Mit viel Unterstützung im BR und auch mit der Möglichkeit, selbstständig zu handeln und zu entscheiden machten sie sich ans Werk. "Wenn man in einem zwei Meter Mal zwei Meter großen Kasten sitzt, dann wird es da drin schnell heiß, denn die Abwärme von Servern ist recht hoch und die Lautstärke auch. Wir wollten, die Wärme und den Krach soweit wie möglich reduzieren, und trotzdem viel handeln können", sagt Florian Rüb. Das Ergebnis: kleine mobile Module. Früher konnte zum Beispiel ein Rechner 2 bis 4 Mitschnitte gleichzeitig machen, heute gehen problemlos 30 - und das bei weniger als der Hälfte des Gewichts.
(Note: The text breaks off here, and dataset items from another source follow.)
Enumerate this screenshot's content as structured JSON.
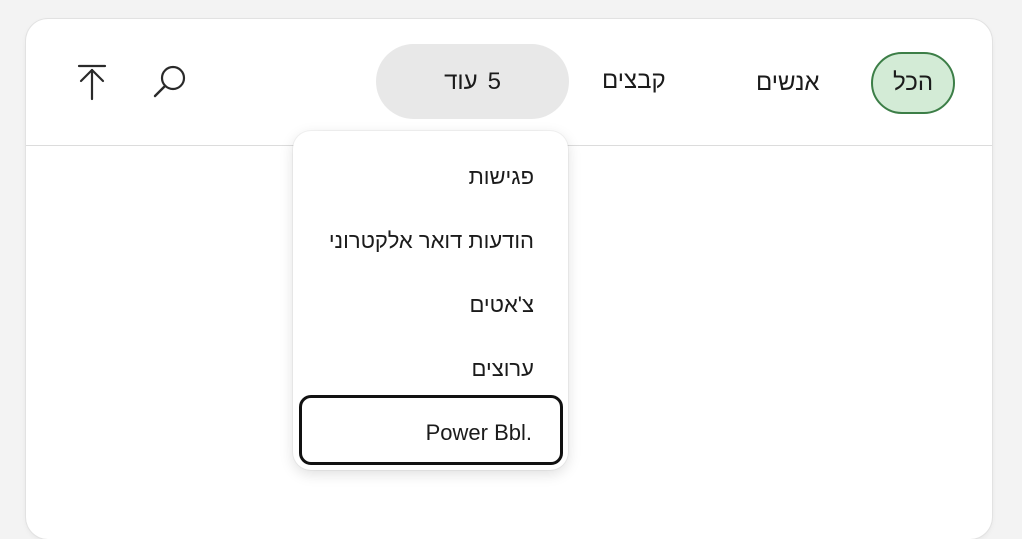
{
  "toolbar": {
    "tabs": {
      "all": "הכל",
      "people": "אנשים",
      "files": "קבצים",
      "more_count": "5",
      "more_label": "עוד"
    },
    "icons": {
      "search": "search-icon",
      "scroll_top": "arrow-up-to-line-icon"
    }
  },
  "more_menu": {
    "items": [
      "פגישות",
      "הודעות דואר אלקטרוני",
      "צ'אטים",
      "ערוצים",
      ".Power Bbl"
    ]
  },
  "colors": {
    "selected_tab_bg": "#d3ebd6",
    "selected_tab_border": "#3c7e47",
    "more_tab_bg": "#e8e8e8",
    "focus_ring": "#111111"
  }
}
Damit sei "die Packungsdichte" beim BR recht hoch. "Kleinere, leichtere Geräte sparen Strom und Gewicht und damit Kosten", erzählt Rüb. Seit diesem Zeitpunkt mögen es die zwei leicht und mobil.
Ihr Können ist gefragt
Und so folgte der erste Einsatz mit den neuen Modulen 2014 beim Katholikentag in Regensburg. Mit zwei betreuten Live-Studios und zwei unbetreuten, Selbstfahrer-Kabinen, versorgten sie 40 Reporter vor Ort. Tim Rödel ergänzt: "Das heißt nur Laptop, Kopfhörer und Mikrofon – reinsetzen, reden, fertig und wieder gehen!" Damit war die Feuertaufe bestanden. Der Reporter habe sich einfach auf seinen Platz setzen können und gewusst, da sind Menschen, die bei Fragen zur Technik helfen können. Rödel betont, bei solchen Veranstaltungen sei es wichtig, einen Ansprechpartner zur Unterstützung zu haben. "Das ist eine ganz tolle Technik, die sie da entwickelt haben," lobt deren Leiter Teufel und bestätigt, dass ihr Können gefragt und ihre Arbeit bei den anderen ARD-Anstalten hoch angesehen ist. "Wichtig ist, dass sich unsere Kundschaft wohlfühlt", sagt Rüb und erklärt: "Denn wer sich gut fühlt, der kommt auch gerne wieder. Die Beiträge der Reporter werden stressfreier gemacht, und damit ist ihre Qualität besser." So verlief auch in Taormina alles "zur höchsten Zufriedenheit aller Redaktionen, auch derer die nicht vom BR kamen", weiß deren jetziger Chef und Leiter Jörg Teufel. Und das nächste Ziel für das Dreamteam steht auch schon fest: Die Reise geht als Produktionshilfe für den NDR zum Festival "Soundcheck Neue Musik" nach Göttingen. Ein bisschen Pause von der Politik schadet ja nicht.